Although this research was originally derived from an Engineering and Physical Sciences Research Council (EPSRC) sponsored project in the field of construction management and economics, collaboration with other fields identified the need for this research. The project utilises a grounded theory methodology. Using a combination of self-reflective analysis of the coding process in addition to interviews with 'coders' it aims to uncover the strategies used in fracturing and subsequent arrangement of the data.

Interim findings point to fracture being a component of time available to researchers, understanding of the software utilised, and the purpose of the study.

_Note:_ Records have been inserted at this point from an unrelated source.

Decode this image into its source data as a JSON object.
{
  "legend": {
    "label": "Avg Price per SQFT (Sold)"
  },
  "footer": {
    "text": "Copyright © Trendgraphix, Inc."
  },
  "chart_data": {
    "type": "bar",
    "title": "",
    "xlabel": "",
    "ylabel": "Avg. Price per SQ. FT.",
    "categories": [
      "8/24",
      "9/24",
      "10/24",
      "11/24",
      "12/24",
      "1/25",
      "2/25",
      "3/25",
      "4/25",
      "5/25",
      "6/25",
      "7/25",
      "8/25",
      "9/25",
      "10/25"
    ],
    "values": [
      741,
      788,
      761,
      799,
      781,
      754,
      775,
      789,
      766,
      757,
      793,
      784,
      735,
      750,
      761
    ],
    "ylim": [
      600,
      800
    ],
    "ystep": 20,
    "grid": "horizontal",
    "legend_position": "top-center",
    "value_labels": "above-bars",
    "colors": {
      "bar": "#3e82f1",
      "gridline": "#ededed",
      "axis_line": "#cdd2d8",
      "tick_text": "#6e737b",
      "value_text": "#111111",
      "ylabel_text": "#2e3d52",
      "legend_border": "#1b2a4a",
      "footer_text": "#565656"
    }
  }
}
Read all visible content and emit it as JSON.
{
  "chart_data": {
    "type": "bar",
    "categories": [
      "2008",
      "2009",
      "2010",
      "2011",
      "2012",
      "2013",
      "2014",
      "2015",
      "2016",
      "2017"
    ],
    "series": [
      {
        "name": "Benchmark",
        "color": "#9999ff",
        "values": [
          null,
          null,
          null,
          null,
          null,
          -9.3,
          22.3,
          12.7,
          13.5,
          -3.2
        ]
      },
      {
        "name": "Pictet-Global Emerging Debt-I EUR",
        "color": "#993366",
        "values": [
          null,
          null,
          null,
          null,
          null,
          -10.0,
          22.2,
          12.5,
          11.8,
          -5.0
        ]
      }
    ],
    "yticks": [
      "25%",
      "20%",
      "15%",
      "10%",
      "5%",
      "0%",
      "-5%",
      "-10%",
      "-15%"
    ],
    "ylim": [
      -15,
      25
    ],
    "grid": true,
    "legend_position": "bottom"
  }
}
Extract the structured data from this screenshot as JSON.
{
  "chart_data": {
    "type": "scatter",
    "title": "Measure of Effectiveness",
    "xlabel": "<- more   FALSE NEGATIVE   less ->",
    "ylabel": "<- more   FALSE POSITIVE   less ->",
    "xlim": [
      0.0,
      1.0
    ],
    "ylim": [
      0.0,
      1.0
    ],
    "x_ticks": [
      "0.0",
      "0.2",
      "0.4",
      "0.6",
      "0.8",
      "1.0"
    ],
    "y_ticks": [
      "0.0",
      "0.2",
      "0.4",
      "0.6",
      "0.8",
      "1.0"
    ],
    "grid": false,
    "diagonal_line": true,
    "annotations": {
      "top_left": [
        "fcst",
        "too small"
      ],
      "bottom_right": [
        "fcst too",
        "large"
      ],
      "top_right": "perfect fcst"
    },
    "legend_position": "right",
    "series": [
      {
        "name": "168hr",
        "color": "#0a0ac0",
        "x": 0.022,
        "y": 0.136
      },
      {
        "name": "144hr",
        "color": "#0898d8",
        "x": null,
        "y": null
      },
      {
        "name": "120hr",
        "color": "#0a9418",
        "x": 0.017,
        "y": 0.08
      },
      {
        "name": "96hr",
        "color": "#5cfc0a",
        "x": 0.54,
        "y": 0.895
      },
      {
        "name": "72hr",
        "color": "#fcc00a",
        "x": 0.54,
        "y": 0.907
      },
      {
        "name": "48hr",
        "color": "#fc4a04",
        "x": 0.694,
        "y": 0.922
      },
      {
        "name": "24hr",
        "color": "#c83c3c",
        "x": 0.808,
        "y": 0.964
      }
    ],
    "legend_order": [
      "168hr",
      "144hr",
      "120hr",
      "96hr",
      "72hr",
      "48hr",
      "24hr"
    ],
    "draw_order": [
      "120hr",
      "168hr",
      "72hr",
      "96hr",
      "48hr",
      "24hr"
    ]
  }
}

Transparency in analysis is argued for, with the use of an audit trail made explicit in the research findings to increase the bond between analysis and findings in qualitative research.

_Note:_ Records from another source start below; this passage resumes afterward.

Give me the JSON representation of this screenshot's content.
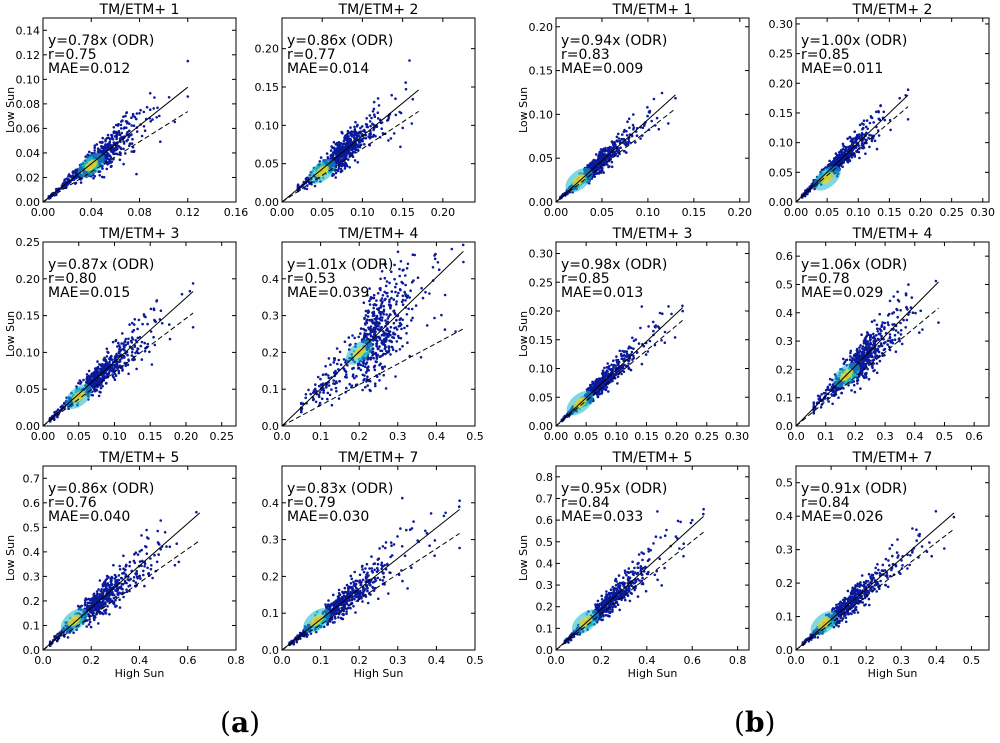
{
  "figure": {
    "panel_labels": [
      {
        "open": "(",
        "letter": "a",
        "close": ")"
      },
      {
        "open": "(",
        "letter": "b",
        "close": ")"
      }
    ],
    "axis_labels": {
      "x": "High Sun",
      "y": "Low Sun"
    },
    "colors": {
      "frame": "#000000",
      "background": "#ffffff",
      "sparse_point": "#0a1a9a",
      "density_mid": "#17b6c8",
      "density_high": "#f3d520",
      "density_peak": "#e23b1d"
    }
  },
  "chart_data": [
    {
      "group": "a",
      "type": "scatter",
      "title": "TM/ETM+ 1",
      "fit": "y=0.78x (ODR)",
      "r": "r=0.75",
      "mae": "MAE=0.012",
      "slope": 0.78,
      "r_value": 0.75,
      "xlim": [
        0,
        0.16
      ],
      "ylim": [
        0,
        0.15
      ],
      "xticks": [
        "0.00",
        "0.04",
        "0.08",
        "0.12",
        "0.16"
      ],
      "yticks": [
        "0.00",
        "0.02",
        "0.04",
        "0.06",
        "0.08",
        "0.10",
        "0.12",
        "0.14"
      ],
      "data_range": [
        0.005,
        0.12
      ],
      "center": 0.035,
      "dense_center": [
        0.04,
        0.03
      ]
    },
    {
      "group": "a",
      "type": "scatter",
      "title": "TM/ETM+ 2",
      "fit": "y=0.86x (ODR)",
      "r": "r=0.77",
      "mae": "MAE=0.014",
      "slope": 0.86,
      "r_value": 0.77,
      "xlim": [
        0,
        0.24
      ],
      "ylim": [
        0,
        0.24
      ],
      "xticks": [
        "0.00",
        "0.05",
        "0.10",
        "0.15",
        "0.20"
      ],
      "yticks": [
        "0.00",
        "0.05",
        "0.10",
        "0.15",
        "0.20"
      ],
      "data_range": [
        0.02,
        0.17
      ],
      "center": 0.06,
      "dense_center": [
        0.05,
        0.04
      ]
    },
    {
      "group": "a",
      "type": "scatter",
      "title": "TM/ETM+ 3",
      "fit": "y=0.87x (ODR)",
      "r": "r=0.80",
      "mae": "MAE=0.015",
      "slope": 0.87,
      "r_value": 0.8,
      "xlim": [
        0,
        0.27
      ],
      "ylim": [
        0,
        0.25
      ],
      "xticks": [
        "0.00",
        "0.05",
        "0.10",
        "0.15",
        "0.20",
        "0.25"
      ],
      "yticks": [
        "0.00",
        "0.05",
        "0.10",
        "0.15",
        "0.20",
        "0.25"
      ],
      "data_range": [
        0.01,
        0.21
      ],
      "center": 0.06,
      "dense_center": [
        0.05,
        0.04
      ]
    },
    {
      "group": "a",
      "type": "scatter",
      "title": "TM/ETM+ 4",
      "fit": "y=1.01x (ODR)",
      "r": "r=0.53",
      "mae": "MAE=0.039",
      "slope": 1.01,
      "r_value": 0.53,
      "xlim": [
        0,
        0.5
      ],
      "ylim": [
        0,
        0.5
      ],
      "xticks": [
        "0.0",
        "0.1",
        "0.2",
        "0.3",
        "0.4",
        "0.5"
      ],
      "yticks": [
        "0.0",
        "0.1",
        "0.2",
        "0.3",
        "0.4"
      ],
      "data_range": [
        0.05,
        0.47
      ],
      "center": 0.21,
      "dense_center": [
        0.2,
        0.2
      ]
    },
    {
      "group": "a",
      "type": "scatter",
      "title": "TM/ETM+ 5",
      "fit": "y=0.86x (ODR)",
      "r": "r=0.76",
      "mae": "MAE=0.040",
      "slope": 0.86,
      "r_value": 0.76,
      "xlim": [
        0,
        0.8
      ],
      "ylim": [
        0,
        0.75
      ],
      "xticks": [
        "0.0",
        "0.2",
        "0.4",
        "0.6",
        "0.8"
      ],
      "yticks": [
        "0.0",
        "0.1",
        "0.2",
        "0.3",
        "0.4",
        "0.5",
        "0.6",
        "0.7"
      ],
      "data_range": [
        0.03,
        0.65
      ],
      "center": 0.17,
      "dense_center": [
        0.13,
        0.12
      ]
    },
    {
      "group": "a",
      "type": "scatter",
      "title": "TM/ETM+ 7",
      "fit": "y=0.83x (ODR)",
      "r": "r=0.79",
      "mae": "MAE=0.030",
      "slope": 0.83,
      "r_value": 0.79,
      "xlim": [
        0,
        0.5
      ],
      "ylim": [
        0,
        0.5
      ],
      "xticks": [
        "0.0",
        "0.1",
        "0.2",
        "0.3",
        "0.4",
        "0.5"
      ],
      "yticks": [
        "0.0",
        "0.1",
        "0.2",
        "0.3",
        "0.4"
      ],
      "data_range": [
        0.02,
        0.46
      ],
      "center": 0.11,
      "dense_center": [
        0.09,
        0.08
      ]
    },
    {
      "group": "b",
      "type": "scatter",
      "title": "TM/ETM+ 1",
      "fit": "y=0.94x (ODR)",
      "r": "r=0.83",
      "mae": "MAE=0.009",
      "slope": 0.94,
      "r_value": 0.83,
      "xlim": [
        0,
        0.21
      ],
      "ylim": [
        0,
        0.21
      ],
      "xticks": [
        "0.00",
        "0.05",
        "0.10",
        "0.15",
        "0.20"
      ],
      "yticks": [
        "0.00",
        "0.05",
        "0.10",
        "0.15",
        "0.20"
      ],
      "data_range": [
        0.005,
        0.13
      ],
      "center": 0.03,
      "dense_center": [
        0.025,
        0.025
      ]
    },
    {
      "group": "b",
      "type": "scatter",
      "title": "TM/ETM+ 2",
      "fit": "y=1.00x (ODR)",
      "r": "r=0.85",
      "mae": "MAE=0.011",
      "slope": 1.0,
      "r_value": 0.85,
      "xlim": [
        0,
        0.31
      ],
      "ylim": [
        0,
        0.31
      ],
      "xticks": [
        "0.00",
        "0.05",
        "0.10",
        "0.15",
        "0.20",
        "0.25",
        "0.30"
      ],
      "yticks": [
        "0.00",
        "0.05",
        "0.10",
        "0.15",
        "0.20",
        "0.25",
        "0.30"
      ],
      "data_range": [
        0.01,
        0.18
      ],
      "center": 0.05,
      "dense_center": [
        0.05,
        0.04
      ]
    },
    {
      "group": "b",
      "type": "scatter",
      "title": "TM/ETM+ 3",
      "fit": "y=0.98x (ODR)",
      "r": "r=0.85",
      "mae": "MAE=0.013",
      "slope": 0.98,
      "r_value": 0.85,
      "xlim": [
        0,
        0.32
      ],
      "ylim": [
        0,
        0.32
      ],
      "xticks": [
        "0.00",
        "0.05",
        "0.10",
        "0.15",
        "0.20",
        "0.25",
        "0.30"
      ],
      "yticks": [
        "0.00",
        "0.05",
        "0.10",
        "0.15",
        "0.20",
        "0.25",
        "0.30"
      ],
      "data_range": [
        0.01,
        0.21
      ],
      "center": 0.05,
      "dense_center": [
        0.04,
        0.04
      ]
    },
    {
      "group": "b",
      "type": "scatter",
      "title": "TM/ETM+ 4",
      "fit": "y=1.06x (ODR)",
      "r": "r=0.78",
      "mae": "MAE=0.029",
      "slope": 1.06,
      "r_value": 0.78,
      "xlim": [
        0,
        0.65
      ],
      "ylim": [
        0,
        0.65
      ],
      "xticks": [
        "0.0",
        "0.1",
        "0.2",
        "0.3",
        "0.4",
        "0.5",
        "0.6"
      ],
      "yticks": [
        "0.0",
        "0.1",
        "0.2",
        "0.3",
        "0.4",
        "0.5",
        "0.6"
      ],
      "data_range": [
        0.06,
        0.48
      ],
      "center": 0.18,
      "dense_center": [
        0.17,
        0.18
      ]
    },
    {
      "group": "b",
      "type": "scatter",
      "title": "TM/ETM+ 5",
      "fit": "y=0.95x (ODR)",
      "r": "r=0.84",
      "mae": "MAE=0.033",
      "slope": 0.95,
      "r_value": 0.84,
      "xlim": [
        0,
        0.85
      ],
      "ylim": [
        0,
        0.85
      ],
      "xticks": [
        "0.0",
        "0.2",
        "0.4",
        "0.6",
        "0.8"
      ],
      "yticks": [
        "0.0",
        "0.1",
        "0.2",
        "0.3",
        "0.4",
        "0.5",
        "0.6",
        "0.7",
        "0.8"
      ],
      "data_range": [
        0.04,
        0.65
      ],
      "center": 0.17,
      "dense_center": [
        0.13,
        0.13
      ]
    },
    {
      "group": "b",
      "type": "scatter",
      "title": "TM/ETM+ 7",
      "fit": "y=0.91x (ODR)",
      "r": "r=0.84",
      "mae": "MAE=0.026",
      "slope": 0.91,
      "r_value": 0.84,
      "xlim": [
        0,
        0.55
      ],
      "ylim": [
        0,
        0.55
      ],
      "xticks": [
        "0.0",
        "0.1",
        "0.2",
        "0.3",
        "0.4",
        "0.5"
      ],
      "yticks": [
        "0.0",
        "0.1",
        "0.2",
        "0.3",
        "0.4",
        "0.5"
      ],
      "data_range": [
        0.02,
        0.45
      ],
      "center": 0.1,
      "dense_center": [
        0.08,
        0.08
      ]
    }
  ]
}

Multiple coders, multiple traditions: An exploration of the use of multiple coders and models

Marilyn Lichtman
Virginia Tech, Falls Church, Virginia, USA

In this presentation, I address two issues regarding qualitative data analysis. The first concerns the use of multiple coders. I consider in particular the ways in which multiple coders can work both independently and together. The second issue is the extent to which an analytical or theoretical model is in place prior to analysis, whether a model emerges from the data, or whether one begins with a model that is subsequently modified by the data.

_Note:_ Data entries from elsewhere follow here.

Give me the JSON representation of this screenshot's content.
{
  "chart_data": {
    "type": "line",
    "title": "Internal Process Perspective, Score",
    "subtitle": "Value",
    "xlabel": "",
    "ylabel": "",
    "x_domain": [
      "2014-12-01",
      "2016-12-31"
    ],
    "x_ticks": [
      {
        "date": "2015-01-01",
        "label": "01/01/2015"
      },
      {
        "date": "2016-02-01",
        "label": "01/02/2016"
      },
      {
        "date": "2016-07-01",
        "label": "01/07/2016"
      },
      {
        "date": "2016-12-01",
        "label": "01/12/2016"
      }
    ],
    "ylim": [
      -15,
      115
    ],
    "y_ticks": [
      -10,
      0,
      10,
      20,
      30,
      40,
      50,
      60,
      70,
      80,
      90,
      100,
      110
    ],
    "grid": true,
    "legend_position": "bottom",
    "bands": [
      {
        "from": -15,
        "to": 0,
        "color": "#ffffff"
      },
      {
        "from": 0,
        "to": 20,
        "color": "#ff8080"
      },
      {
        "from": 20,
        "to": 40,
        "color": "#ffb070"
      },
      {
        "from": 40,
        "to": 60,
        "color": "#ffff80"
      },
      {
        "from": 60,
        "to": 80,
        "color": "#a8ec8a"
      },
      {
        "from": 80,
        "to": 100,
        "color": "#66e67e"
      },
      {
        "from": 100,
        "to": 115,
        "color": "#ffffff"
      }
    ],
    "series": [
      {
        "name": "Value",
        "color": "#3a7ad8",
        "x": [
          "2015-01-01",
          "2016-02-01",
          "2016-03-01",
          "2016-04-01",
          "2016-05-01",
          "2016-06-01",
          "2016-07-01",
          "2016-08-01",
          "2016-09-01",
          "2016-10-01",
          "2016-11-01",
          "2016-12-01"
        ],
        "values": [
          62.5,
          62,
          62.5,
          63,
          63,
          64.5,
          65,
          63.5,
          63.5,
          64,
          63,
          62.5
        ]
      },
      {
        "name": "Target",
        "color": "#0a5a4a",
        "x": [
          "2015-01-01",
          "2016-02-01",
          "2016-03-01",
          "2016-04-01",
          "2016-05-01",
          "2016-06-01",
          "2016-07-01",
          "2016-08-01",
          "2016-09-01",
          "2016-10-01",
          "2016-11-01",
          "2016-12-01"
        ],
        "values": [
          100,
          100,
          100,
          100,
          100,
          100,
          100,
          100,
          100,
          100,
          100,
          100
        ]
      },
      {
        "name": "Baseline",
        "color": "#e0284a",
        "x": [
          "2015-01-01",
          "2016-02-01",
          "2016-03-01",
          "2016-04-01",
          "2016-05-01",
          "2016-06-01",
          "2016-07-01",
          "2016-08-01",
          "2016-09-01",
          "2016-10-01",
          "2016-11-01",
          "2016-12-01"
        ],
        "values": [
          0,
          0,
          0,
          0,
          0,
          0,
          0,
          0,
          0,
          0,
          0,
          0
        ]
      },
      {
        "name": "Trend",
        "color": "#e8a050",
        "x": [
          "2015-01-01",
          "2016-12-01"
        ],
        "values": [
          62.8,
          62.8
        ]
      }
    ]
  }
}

I will describe how students in an advanced doctoral seminar in qualitative analysis approached these issues. As a vehicle for teaching qualitative interviewing and data analysis, I asked students to conduct interviews on the topic of "being and becoming a graduate student". Analytic procedures involved individual and multiple coding. How we merged our coding is explained. We also explored working either with an existing model or letting the model emerge from the data. Students worked in teams throughout one semester. Results suggest that the group without a model eventually developed a model while those that began with a model either modified it slightly or tried to make the data fit the model. Surprisingly, the models did not particularly fit each other.


Narrative and analytic thought: their presence in interpretative research using QSR NVivo.

Pilar Lacasa 1, Amalia Reina 2, María Alburquerque2, Carmen Cruz1, Pilar Herranz3
1 University of Alcalá. 2 Universidad of Cordova. 3 UNED; Spain

To investigate from the perspective of the socio-cultural psychology presupposes the acceptance of the idea that context is not an independent variable that conditions human actions. Context becomes one of the several dimensions of human activity without which it cannot be understood. As developmental researchers we think of children as living in specific settings, having specific experiences and in specific life situations. The objective of this presentation is to show how by using NVivo we approach human activity in context by the combination of two modes of thought, the narrative or use of stories and the analytical or use of categorical concepts, as defined by Bruner (1996). Each of these modes functions differently and provides distinctive ways of ordering experience and constructing reality. The possibility of constructing and reconstructing documents and nodes successively and jointly as offered by the program is especially appropriate to carry out that double approach.

Specifying something more we will say that the point of narrative is to make meaning of activity considering different patterns of placing events, utterances, particulars of all kinds into contexts; from that perspective what is particularly interesting about a narrative is to consider story as a structure that it travels between its parts and the whole: the events recounted in a story take their meaning from the story taken as a whole, while the story as a whole is more than the sum of its parts. In contrast, an analytic perspective employs categorization or conceptualization and operation by which categories are established, instanced, idealized, and related to each other to form a system.

In order to show how these two approaches to the ethnographic data can be combined using NVivo we consider a number of examples taken from our own research, in which we examine how children developed multiple literacies at school, working in a writing workshop that took place over a period of three months.